An incident as defined by ITIL is as follows: "An unplanned interruption to an IT Service or a reduction in the Quality of an IT Service. Failure of a Configuration Item that has not yet impacted Service is also an Incident. For example Failure of one disk from a mirror set." A configuration item is just about anything in ITIL Terms. Everything from a NIC or Hard Drive to a Web Service can be declared a Configuration Item. It's just something to tie incidents and problems to.
A problem as defined by ITIL is as follows: "A cause of one or more Incidents. The cause is not usually known at the time a Problem Record is created, and the Problem Management Process is responsible for further investigation."
Here are some other quick hit differences:
Problems should be traced down to a root-cause level where as incidents should be resolved as quickly as possible to restore the service to operation.
Incidents like a known issue with a Java application memory leak need become a Problem when they repeatedly occur.
Incidents can generally be resolved by the person doing the work.
Problems must be closed by a manager assigned in the problem management process.
So why does it matter to a DevOps Master?
DevOps masters avoid solving incidents with scripts when possible. Their time is better spent solving problems. Even better working to prevent incidents with repeatable and audit-able processes.
A large percentage of incidents are caused by human error. Whether that is tripping over a power cable, missing a step in a documented procedure, or doing something manually that should have been done with automation. You can't prevent people from making mistakes you can only help them to avoid them. Spending time investigating why someone caused an incident because they skipped a procedural step is wasteful. Instead a DevOps Master should be writing a script to step through the complete process. Scripts aren't fool proof but they are consistent and repeatable.
Problem Management processes almost always require Root Cause Analysis(RCA). Root Cause Analysis done properly requires data. The more complex the system and problem the more data you must collect. When the first occurrence of an incident happens you generally aren't expecting it so may not have the right monitors in place or need to adjust them. RCA beyond obvious things like tripping over a cable or changing a system level password during a maintenance window may take weeks to complete. Assuming you do an RCA for a problem you should create a mitigation plan and strategy to permanently correct the problem.

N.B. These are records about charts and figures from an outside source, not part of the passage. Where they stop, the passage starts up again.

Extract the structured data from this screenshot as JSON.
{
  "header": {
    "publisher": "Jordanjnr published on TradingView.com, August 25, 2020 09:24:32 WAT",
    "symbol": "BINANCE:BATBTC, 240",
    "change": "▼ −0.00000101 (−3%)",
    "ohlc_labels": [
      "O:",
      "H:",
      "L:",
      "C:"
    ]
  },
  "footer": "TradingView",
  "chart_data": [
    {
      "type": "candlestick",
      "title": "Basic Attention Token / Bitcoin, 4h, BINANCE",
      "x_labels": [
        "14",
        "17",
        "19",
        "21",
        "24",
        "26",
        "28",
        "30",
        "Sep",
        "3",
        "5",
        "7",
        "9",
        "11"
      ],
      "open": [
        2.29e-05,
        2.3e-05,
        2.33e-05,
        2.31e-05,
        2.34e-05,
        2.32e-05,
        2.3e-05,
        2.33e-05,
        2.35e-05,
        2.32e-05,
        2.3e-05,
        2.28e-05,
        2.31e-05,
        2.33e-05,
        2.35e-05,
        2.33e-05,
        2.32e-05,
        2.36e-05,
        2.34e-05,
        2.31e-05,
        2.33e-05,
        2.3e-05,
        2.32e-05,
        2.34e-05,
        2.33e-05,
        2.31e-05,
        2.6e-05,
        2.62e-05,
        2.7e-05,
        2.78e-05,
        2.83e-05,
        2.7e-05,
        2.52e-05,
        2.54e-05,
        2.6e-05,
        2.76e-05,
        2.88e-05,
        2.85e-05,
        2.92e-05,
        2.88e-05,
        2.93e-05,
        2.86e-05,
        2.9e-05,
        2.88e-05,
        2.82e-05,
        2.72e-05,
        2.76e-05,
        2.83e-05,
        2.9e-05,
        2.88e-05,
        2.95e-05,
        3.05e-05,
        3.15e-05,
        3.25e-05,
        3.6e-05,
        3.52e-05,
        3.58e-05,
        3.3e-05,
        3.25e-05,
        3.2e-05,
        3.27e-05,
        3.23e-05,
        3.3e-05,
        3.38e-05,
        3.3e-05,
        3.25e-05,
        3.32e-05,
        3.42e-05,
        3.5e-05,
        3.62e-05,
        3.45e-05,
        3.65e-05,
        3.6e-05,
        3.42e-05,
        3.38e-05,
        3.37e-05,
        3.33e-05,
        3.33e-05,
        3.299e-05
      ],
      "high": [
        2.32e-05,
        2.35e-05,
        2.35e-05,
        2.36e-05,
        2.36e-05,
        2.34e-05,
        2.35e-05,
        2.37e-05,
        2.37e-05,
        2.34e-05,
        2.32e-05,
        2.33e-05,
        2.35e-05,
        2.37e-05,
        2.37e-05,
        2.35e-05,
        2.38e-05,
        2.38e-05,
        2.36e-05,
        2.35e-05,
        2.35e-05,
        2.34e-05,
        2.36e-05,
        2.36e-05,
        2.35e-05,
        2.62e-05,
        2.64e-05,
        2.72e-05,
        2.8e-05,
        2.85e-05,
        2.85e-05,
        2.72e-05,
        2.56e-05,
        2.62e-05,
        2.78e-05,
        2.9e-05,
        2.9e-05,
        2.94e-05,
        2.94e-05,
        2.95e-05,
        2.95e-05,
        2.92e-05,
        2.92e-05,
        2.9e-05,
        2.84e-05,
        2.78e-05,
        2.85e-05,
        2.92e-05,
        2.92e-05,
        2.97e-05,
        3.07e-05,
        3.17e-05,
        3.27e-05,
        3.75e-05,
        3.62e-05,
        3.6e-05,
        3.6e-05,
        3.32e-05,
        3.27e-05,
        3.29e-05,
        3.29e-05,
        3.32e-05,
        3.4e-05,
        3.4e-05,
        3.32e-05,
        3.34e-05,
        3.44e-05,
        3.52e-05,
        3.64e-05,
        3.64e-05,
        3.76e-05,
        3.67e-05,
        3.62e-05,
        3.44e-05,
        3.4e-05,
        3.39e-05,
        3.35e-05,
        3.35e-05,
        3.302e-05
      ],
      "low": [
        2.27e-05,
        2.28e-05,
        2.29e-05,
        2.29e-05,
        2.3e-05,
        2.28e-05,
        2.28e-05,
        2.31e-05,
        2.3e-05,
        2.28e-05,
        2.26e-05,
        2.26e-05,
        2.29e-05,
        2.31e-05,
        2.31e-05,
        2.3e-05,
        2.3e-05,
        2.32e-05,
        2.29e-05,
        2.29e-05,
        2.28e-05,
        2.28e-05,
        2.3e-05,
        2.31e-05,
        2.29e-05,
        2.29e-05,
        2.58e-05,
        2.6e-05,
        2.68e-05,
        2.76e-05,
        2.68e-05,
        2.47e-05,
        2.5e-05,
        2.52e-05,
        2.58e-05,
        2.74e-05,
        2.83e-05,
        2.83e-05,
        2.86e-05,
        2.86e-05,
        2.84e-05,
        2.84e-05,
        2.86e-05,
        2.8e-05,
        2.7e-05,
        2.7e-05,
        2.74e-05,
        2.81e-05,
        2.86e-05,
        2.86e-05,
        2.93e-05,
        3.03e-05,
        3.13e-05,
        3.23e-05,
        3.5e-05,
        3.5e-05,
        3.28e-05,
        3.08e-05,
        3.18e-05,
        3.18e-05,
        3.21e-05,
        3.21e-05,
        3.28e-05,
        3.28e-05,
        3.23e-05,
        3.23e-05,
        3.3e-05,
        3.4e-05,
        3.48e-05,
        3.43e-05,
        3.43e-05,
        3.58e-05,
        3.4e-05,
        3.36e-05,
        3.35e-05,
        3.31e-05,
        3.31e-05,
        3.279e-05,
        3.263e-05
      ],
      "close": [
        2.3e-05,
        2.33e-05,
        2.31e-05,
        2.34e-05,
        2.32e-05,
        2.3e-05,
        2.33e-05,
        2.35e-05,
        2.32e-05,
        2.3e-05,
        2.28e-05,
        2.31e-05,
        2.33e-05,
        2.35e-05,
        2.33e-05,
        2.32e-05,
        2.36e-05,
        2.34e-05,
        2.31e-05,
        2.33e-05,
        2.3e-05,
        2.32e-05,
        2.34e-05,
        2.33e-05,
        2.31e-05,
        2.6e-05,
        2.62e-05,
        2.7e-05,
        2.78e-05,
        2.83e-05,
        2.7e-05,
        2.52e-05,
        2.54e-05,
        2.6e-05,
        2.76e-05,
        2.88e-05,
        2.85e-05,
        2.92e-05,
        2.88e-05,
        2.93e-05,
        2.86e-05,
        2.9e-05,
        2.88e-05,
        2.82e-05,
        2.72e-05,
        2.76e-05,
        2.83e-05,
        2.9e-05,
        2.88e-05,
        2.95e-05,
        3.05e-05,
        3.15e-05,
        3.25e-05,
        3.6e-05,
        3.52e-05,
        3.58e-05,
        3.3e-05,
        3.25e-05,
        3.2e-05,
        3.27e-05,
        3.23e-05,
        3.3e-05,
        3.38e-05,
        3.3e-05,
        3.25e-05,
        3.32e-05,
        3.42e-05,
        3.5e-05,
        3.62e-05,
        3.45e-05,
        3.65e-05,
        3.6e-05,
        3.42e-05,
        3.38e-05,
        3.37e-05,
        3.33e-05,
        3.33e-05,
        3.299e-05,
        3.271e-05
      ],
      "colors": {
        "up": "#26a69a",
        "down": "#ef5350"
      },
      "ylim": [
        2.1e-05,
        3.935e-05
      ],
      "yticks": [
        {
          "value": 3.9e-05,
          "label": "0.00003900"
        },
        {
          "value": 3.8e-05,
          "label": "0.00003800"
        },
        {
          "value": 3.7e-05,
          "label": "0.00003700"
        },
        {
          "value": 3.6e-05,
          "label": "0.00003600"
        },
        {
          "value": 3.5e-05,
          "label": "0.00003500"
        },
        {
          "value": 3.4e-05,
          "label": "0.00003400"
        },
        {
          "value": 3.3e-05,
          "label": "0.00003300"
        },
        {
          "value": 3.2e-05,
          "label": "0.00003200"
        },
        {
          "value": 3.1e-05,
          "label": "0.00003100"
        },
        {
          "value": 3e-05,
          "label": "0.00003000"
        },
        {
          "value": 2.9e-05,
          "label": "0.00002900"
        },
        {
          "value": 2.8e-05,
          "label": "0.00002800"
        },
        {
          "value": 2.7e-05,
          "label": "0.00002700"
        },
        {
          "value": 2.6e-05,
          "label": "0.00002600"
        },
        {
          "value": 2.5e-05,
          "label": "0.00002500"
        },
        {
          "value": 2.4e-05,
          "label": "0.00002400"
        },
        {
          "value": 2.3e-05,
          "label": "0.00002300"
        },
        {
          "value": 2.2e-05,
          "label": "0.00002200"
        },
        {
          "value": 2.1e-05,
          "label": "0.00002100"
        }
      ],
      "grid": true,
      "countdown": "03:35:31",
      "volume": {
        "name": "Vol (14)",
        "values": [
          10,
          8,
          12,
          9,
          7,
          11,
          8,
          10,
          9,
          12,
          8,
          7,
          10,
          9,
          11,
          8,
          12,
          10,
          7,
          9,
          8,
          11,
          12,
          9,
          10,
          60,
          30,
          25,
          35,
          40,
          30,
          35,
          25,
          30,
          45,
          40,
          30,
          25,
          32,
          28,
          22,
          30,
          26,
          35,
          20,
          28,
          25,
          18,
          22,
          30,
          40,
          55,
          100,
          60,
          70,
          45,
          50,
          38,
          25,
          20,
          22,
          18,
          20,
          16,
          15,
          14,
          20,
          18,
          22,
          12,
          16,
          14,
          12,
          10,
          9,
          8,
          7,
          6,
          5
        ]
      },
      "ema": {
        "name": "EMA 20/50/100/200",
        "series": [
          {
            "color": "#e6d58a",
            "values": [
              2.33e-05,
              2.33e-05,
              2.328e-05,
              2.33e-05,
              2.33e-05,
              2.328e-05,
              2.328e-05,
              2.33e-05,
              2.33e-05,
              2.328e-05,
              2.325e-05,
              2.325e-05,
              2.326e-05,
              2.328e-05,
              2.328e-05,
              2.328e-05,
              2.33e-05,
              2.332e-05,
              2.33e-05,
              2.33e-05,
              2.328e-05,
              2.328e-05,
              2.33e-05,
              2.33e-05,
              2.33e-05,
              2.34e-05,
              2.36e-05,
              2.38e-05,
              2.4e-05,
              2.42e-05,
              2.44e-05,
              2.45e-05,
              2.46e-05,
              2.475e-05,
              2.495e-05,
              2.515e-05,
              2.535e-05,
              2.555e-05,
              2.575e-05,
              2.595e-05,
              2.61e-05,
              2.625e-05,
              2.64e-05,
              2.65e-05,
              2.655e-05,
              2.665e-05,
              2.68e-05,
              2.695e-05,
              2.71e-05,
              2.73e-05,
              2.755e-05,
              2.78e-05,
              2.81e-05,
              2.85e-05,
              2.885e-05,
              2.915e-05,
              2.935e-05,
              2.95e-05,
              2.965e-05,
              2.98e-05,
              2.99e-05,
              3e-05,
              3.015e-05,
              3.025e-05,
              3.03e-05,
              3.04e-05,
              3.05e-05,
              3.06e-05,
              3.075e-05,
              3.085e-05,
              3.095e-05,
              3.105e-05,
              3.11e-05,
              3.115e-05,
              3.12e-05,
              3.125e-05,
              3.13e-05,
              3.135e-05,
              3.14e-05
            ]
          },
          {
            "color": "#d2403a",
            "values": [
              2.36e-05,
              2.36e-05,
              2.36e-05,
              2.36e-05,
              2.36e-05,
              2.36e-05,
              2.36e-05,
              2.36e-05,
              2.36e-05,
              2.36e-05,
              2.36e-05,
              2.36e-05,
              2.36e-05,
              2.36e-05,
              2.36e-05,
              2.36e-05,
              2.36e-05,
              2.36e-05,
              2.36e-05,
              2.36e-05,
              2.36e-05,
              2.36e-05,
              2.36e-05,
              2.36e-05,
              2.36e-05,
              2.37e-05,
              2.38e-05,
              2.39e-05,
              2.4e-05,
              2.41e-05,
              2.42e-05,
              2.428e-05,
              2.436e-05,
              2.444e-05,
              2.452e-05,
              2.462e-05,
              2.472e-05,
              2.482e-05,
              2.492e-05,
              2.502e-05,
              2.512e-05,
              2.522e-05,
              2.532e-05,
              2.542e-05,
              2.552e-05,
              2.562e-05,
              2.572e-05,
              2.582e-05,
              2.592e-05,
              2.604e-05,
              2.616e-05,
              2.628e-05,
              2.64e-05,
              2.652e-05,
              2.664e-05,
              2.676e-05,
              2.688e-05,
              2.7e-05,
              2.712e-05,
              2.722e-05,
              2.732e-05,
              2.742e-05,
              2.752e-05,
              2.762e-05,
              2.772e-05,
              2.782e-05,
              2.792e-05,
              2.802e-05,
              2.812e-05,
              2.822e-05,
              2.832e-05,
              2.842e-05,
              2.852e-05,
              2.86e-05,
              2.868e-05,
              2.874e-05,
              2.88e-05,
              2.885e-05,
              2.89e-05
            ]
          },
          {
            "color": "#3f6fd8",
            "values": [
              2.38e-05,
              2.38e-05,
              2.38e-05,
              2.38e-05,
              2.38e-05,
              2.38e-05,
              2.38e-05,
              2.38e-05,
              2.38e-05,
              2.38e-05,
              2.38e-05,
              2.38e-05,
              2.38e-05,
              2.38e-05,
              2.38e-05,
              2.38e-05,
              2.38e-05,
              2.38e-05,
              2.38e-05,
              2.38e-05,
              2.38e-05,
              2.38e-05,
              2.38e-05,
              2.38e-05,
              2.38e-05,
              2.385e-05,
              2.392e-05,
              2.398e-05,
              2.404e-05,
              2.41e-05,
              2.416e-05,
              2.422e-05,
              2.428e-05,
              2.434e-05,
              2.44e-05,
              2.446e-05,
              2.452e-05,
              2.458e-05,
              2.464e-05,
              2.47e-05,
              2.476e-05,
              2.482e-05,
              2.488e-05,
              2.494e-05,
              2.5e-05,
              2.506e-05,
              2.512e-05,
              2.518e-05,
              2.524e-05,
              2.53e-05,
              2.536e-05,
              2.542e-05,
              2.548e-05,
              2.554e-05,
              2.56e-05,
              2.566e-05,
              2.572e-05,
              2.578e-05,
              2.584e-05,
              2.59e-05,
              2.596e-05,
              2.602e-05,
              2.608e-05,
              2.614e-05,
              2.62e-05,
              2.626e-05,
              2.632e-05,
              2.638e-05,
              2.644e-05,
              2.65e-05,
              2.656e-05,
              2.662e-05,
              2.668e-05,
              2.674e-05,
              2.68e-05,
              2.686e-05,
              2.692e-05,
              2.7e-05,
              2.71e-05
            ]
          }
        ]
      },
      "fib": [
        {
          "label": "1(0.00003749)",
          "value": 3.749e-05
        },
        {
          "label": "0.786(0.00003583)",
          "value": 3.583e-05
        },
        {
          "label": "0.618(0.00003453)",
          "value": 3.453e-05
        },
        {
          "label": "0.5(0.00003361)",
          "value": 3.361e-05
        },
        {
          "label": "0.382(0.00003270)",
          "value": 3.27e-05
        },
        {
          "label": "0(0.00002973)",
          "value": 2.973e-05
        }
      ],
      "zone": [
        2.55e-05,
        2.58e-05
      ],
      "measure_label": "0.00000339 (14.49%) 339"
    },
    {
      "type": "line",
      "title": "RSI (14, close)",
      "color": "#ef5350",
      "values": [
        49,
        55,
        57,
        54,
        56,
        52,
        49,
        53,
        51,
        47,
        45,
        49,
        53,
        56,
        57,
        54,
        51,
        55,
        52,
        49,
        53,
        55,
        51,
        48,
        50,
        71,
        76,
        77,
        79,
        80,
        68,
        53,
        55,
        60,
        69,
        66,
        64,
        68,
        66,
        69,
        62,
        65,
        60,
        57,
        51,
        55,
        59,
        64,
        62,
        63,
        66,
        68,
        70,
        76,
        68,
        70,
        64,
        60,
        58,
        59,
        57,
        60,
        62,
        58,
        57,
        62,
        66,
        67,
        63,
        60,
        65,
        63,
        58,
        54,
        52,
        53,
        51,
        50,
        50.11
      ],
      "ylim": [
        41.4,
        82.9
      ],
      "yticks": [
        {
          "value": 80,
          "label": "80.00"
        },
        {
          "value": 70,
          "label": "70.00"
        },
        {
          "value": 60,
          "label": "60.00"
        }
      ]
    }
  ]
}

Your goal as a DevOps Master should always be to prevent incidents from affecting the environment. Whether that is deploying more servers, adding more proactive monitoring or making sure all the cables are safely under the floor where no one can trip over them. You will accept that incidents will happen. You will plan for and test your reactions to what you can think of in advance. You won't waste time trying to figure out what the new kid John was thinking when he pulled the cable from the your telecommunications provider out of the Firewall. It's just one occurrence and not worth investigating.